Why is loving you so difficult so terrifying yet the only thing i want to do
What have i ever done to temporarily have you?
I try to meet you
Around the shot glass
But still i face a wall – it’s a lake really drowning in the feeling that i know you so well i could love you
It’s the deep end. Lifeguards look the other way, and standing on the opposite of parallel river sides you barely see me
How can i try when I’m barely half of you? Point five of an incomplete?
The waves pound harder it’s not working – lives that are irrelevant, boundaries defining the other
You go out to smoke with that other girl instead. I’m nothing like her she’s looks, lyrics, the sexuality of chaos, mess, art
I’m not art. I’m clumsy lines that don’t quite finish well –
An awkward hug – pushing me to the ground would have been less mortifying.
Sunlight and moonlight disconnection.
And then the odd moments as you press against me shyly stepping away from your artwork
Balance. See the rice grains? The way time counts hurt away? The way you don’t need me
Somehow the winds changed.
And i’m confusedly trying to trace this to the first moment you let me hug you as a platonic lover – as a friend.
– still it might not last, might not mean a thing
Might all end so for now, this is exquisite pain.
Not a romantic conundrum but a person i really admire as a friend and so can’t help but love in the most innocent of ways!
The best kind of love –
Is the kind that leaves you trembling many later ons
Seconds on a crowded street, warmth between a full bodied surprise hug and the words ‘no not allowed to go’
The kind that doesn’t need the spirituality of True Love or Partner
Just love from a fellow other -sudden explosion of acceptance washing over.
And holding my body in that kinesthetic of pulling in and away, melt selves into a singular feeling of security
to hold into a waking night.
Where is your feeling box?
It’s broken. We’re sitting on white tiled in-betweens of cornflakes aisles in the supermarket.
Ground to realisation’s halt – we’re all alone. Is that what you’re scared of? Is that why you’re atrophying inside?
Because that’s not all true. Hear the comfort – rusty static mingle with the intercom, break the assembly line production of reality
Feel the fall over again in your head – the way flesh bounces and bursts with willingness to heal – willingness you didn’t have for yourself and must
Begin to learn.
Earth marked. Release
How do I help you? How can I pull you out of your own mind. How can I let you unsee the frozen hell on everything?
How do I pump full tank litres of gasoline back into it. Roar it back into life, let you feel its flames again let you see the drama of the destruction, the spectacle anything but this quiet crumbling decay.
Its the gradualness, the habituation that is killing you.
Everything is burning for you.
Why are you spending yourself – is it how uncaring the night sky is?
Rebellion. Making your body a symbol. Fight this universe – hurt the part of it you can- you.

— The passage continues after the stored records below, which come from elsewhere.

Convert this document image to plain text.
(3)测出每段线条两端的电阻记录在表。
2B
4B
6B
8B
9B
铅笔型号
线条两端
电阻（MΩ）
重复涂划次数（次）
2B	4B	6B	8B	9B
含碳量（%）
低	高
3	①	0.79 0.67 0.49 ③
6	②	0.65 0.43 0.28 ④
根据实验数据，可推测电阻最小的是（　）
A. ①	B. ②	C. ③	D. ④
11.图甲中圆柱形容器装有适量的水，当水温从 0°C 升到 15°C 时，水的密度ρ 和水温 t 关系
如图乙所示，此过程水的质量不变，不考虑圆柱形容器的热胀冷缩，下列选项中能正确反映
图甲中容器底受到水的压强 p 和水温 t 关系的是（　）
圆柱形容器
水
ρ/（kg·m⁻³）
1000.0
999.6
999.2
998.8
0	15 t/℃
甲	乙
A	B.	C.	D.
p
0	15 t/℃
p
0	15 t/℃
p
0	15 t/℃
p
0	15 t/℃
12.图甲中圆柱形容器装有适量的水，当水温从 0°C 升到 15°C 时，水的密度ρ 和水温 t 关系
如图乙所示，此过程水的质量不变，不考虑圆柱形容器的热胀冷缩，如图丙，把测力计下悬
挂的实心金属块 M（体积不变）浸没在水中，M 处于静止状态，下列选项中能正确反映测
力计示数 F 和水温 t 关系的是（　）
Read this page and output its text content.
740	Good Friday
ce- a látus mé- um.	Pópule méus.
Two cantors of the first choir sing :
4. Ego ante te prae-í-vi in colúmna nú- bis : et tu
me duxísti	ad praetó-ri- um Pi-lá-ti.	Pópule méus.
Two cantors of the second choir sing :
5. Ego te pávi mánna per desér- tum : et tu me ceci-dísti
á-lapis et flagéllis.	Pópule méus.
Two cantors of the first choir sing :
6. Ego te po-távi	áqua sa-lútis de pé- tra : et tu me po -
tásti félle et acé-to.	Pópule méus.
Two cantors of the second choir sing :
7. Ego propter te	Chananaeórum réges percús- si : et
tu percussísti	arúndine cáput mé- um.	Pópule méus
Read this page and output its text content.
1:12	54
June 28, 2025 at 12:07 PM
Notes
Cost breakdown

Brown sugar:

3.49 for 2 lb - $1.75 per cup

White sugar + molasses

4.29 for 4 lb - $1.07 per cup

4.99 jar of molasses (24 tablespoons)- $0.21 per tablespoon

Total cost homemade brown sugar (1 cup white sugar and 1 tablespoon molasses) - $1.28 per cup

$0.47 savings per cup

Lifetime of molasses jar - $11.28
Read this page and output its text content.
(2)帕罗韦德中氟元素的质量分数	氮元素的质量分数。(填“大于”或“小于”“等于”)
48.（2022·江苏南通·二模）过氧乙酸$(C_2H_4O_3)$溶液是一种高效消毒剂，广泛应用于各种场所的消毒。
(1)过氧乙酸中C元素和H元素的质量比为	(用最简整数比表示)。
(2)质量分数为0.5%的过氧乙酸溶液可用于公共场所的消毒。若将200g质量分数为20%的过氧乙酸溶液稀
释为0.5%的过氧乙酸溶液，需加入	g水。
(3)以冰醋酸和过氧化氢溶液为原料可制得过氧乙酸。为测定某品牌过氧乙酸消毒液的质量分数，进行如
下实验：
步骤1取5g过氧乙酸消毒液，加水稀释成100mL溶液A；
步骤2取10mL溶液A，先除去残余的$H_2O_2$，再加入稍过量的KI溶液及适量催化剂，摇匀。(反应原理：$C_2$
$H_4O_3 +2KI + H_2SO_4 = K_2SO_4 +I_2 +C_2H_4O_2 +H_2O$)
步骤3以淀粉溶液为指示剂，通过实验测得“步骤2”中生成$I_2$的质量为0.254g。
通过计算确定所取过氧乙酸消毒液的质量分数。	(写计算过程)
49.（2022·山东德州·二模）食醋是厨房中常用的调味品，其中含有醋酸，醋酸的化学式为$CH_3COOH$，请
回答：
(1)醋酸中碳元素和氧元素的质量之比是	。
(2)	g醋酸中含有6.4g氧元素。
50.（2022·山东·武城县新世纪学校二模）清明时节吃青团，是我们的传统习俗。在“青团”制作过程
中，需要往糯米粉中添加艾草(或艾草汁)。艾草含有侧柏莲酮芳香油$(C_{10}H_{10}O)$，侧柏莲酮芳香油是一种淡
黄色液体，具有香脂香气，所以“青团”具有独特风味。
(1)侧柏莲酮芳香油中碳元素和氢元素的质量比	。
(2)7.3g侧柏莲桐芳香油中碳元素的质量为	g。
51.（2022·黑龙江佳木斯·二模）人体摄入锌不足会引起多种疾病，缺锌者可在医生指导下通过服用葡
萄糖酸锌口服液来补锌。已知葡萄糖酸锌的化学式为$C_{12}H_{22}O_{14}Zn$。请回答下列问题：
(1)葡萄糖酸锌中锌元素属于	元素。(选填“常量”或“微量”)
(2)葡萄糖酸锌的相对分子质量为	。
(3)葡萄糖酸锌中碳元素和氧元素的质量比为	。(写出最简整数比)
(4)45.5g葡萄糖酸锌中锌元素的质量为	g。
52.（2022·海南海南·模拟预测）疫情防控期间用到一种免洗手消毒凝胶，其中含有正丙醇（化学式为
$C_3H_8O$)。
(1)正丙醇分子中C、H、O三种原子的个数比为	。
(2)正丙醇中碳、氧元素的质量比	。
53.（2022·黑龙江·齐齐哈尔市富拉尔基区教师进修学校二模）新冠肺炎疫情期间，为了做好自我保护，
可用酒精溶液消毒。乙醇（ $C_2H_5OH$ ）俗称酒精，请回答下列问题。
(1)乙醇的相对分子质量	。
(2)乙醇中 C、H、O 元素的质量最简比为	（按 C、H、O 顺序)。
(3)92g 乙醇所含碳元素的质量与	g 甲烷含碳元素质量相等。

Please don’t do that. Please don’t because when specks of light are snuffed, this world is left a darker place.
Your coldness – familiarity
It’s like i’ve known you and loved you lifetimes over but why not this one?
Why is it that under this sky your heart doesn’t do what hearts do
Doesn’t let anyone in.
Maybe its growing up…somehow more light has entered my life and now these thoughts come from a thoughtful and slightly confused place rather than one of pain.. but its the same question how do i help? How?